Vorig jaar werd wereldwijd een recordbedrag van 2.240 miljard dollar besteed aan militair materieel en andere defensie-uitgaven, zo blijkt uit cijfers van het Stockholm International Peace Research Institute (SIPRI). Dat komt in reële termen neer op een stijging van 3,7 procent.

Geëxplodeerde defensiebudgetten

Zoals gezegd zaten de militaire uitgaven al acht jaar in de lift. Maar de Russische inval in Oekraïne op 24 februari 2022 vormde wel een katalysator. Dat gold vooral voor Europa, waar de defensie-uitgaven vorig jaar met 13 procent toenamen: de grootste stijging sinds de val van de muur in 1989.

Uiteraard zijn de defensiebudgetten bij de strijdende partijen in 2022 geëxplodeerd. In Rusland liep de rekening vorig jaar op met 9,2 procent en in Oekraïne zelfs met 640 procent. Ook de buurlanden van de Russen bewapenden zich in hoog tempo:

  • Finland: +36 procent
  • Litouwen: +27 procent
  • Zweden: +12 procent
  • en Polen: +11 procent.

Lees ook: Baltische NAVO-lidstaten versterken hun defensie, uit angst dat ze het volgende slachtoffer worden van Rusland

De rest van Europa zit evenmin stil, met leveringen van militair materieel aan Oekraïne en ophoging van de eigen defensiebegroting.
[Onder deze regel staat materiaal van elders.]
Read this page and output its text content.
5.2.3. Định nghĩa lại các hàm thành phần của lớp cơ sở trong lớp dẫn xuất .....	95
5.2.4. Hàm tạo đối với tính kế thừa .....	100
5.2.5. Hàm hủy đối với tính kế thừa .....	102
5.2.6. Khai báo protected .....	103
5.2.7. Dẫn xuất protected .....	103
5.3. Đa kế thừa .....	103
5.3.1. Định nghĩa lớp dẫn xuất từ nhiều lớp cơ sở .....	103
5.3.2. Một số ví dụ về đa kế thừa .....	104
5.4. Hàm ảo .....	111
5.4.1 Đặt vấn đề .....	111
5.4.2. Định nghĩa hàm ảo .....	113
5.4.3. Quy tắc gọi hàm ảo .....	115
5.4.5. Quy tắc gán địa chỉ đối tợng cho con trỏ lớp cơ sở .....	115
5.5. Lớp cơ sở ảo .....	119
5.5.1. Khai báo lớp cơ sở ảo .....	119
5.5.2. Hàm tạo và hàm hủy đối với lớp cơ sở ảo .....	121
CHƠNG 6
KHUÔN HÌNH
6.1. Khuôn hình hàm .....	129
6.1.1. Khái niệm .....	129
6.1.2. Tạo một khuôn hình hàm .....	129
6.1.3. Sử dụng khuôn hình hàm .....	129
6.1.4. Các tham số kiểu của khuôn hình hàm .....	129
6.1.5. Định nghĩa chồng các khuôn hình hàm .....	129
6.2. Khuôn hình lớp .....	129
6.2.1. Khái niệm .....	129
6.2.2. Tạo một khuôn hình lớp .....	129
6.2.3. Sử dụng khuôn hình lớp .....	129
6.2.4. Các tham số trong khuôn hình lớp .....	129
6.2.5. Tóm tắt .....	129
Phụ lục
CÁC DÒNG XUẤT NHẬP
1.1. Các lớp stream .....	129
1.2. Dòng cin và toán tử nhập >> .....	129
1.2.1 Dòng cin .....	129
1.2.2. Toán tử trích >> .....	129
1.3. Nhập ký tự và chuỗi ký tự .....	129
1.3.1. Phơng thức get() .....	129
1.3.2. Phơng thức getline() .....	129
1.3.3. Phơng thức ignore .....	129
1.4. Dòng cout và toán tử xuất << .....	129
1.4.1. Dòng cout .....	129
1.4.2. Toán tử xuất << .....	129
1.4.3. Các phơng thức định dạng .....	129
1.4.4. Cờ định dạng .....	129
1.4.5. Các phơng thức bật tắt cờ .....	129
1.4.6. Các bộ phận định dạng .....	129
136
Zo heeft Nederland vorig jaar besloten nog eens 2 miljard euro extra structureel te steken in defensie, bovenop de al eerder afgesproken 3 miljard euro extra. En wat te denken van Duitsland, dat 100 miljard euro gaat investeren in modernisering van het Duitse leger, naast de 2-procentsnorm?

Ook in Azië – met name China en Japan – zitten de defensie-uitgaven de laatste jaren stevig in de lift.
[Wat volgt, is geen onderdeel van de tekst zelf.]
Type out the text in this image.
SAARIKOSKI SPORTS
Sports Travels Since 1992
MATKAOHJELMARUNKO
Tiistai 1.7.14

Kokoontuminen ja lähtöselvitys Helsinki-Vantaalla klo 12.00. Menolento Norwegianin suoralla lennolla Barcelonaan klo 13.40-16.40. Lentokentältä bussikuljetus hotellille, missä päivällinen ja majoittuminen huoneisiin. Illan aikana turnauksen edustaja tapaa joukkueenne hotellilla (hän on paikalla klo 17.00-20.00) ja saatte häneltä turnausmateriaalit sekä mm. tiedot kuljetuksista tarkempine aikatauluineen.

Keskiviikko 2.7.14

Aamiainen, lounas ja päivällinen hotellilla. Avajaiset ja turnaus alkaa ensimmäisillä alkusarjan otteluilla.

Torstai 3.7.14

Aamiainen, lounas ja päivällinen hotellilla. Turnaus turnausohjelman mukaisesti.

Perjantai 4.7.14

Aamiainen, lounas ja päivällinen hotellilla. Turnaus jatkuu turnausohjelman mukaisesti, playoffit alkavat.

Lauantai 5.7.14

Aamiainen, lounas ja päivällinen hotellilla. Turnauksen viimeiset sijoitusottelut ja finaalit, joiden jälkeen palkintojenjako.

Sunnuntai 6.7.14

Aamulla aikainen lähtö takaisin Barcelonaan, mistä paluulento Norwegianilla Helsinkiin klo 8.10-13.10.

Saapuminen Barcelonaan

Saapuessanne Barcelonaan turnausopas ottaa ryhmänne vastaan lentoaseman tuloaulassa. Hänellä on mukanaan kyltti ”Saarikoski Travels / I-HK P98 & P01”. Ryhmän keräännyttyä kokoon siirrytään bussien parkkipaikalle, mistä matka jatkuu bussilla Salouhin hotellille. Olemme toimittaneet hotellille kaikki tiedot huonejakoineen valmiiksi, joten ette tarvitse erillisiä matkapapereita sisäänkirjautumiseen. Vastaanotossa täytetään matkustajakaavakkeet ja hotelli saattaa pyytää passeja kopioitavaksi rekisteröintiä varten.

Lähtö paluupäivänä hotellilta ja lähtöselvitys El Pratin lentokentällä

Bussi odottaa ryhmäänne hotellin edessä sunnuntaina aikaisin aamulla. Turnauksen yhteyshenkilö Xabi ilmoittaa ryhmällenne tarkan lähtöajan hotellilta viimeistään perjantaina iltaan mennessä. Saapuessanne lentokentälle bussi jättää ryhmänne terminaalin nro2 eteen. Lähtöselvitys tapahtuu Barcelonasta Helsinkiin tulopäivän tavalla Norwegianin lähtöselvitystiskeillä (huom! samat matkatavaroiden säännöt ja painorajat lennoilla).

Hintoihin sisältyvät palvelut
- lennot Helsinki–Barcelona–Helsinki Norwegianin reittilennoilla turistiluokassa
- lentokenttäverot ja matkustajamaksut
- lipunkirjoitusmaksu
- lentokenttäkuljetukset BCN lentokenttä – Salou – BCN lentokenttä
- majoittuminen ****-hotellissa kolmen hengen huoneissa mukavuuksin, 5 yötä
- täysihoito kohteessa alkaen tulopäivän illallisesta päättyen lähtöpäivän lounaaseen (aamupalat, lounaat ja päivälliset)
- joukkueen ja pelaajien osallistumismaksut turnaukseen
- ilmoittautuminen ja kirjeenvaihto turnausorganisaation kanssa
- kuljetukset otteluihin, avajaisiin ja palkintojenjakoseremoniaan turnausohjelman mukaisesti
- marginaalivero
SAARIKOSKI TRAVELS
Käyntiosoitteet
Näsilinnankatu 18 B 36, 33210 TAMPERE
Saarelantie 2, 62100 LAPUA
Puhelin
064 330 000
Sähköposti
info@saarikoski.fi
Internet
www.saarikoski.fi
Twee nieuwe ETF's voor de defensiesector

Door aandelen te kopen van defensiebedrijven kun je als belegger profiteren van deze groei. Dit jaar zijn twee ETF’s (exchange traded funds) op de markt gebracht die een breed gespreide portefeuille in deze sector bieden Het gaat om de volgende beursgenoteerde beleggingsfondsen:

Het fonds van VanEck is op 31 maart dit jaar opgericht en het fonds van HANetf op de symbolische datum 4 juli.

We nemen beide ETF’s onder de loep en vertellen je waar je op moet letten, als je overweegt om in te stappen.

Waar beleggen deze ETF’s in?

De twee ETF’s beleggen in een mandje van bedrijven die een groot deel van hun omzet (minimaal 50 procent) in de defensiesector verdienen. Dit kunnen wapenfabrikanten zijn, maar ook cybersecurity-bedrijven, leveranciers van radarsystemen, satellieten, drones, netwerkapparatuur, software en hardware.

De ETF van VanEck belegt in 29 verschillende aandelen. Het fonds van HANetf is nog wat meer gespreid en investeert in 49 ondernemingen. Beide fondsen mikken op grote bedrijven, met een marktkapitalisatie van minimaal 1 miljard dollar.

HANetf meldt er expliciet bij dat de inkomsten moeten komen uit NAVO-landen en een klein clubje bondgenoten. Uit de portefeuille blijkt dat in elk geval Israël en Japan hier onder vallen. Ook de ETF van VanEck bezit een klein plukje aandelen uit Israël en daarnaast nog wat aandelen van bedrijven uit Zuid-Korea en Singapore.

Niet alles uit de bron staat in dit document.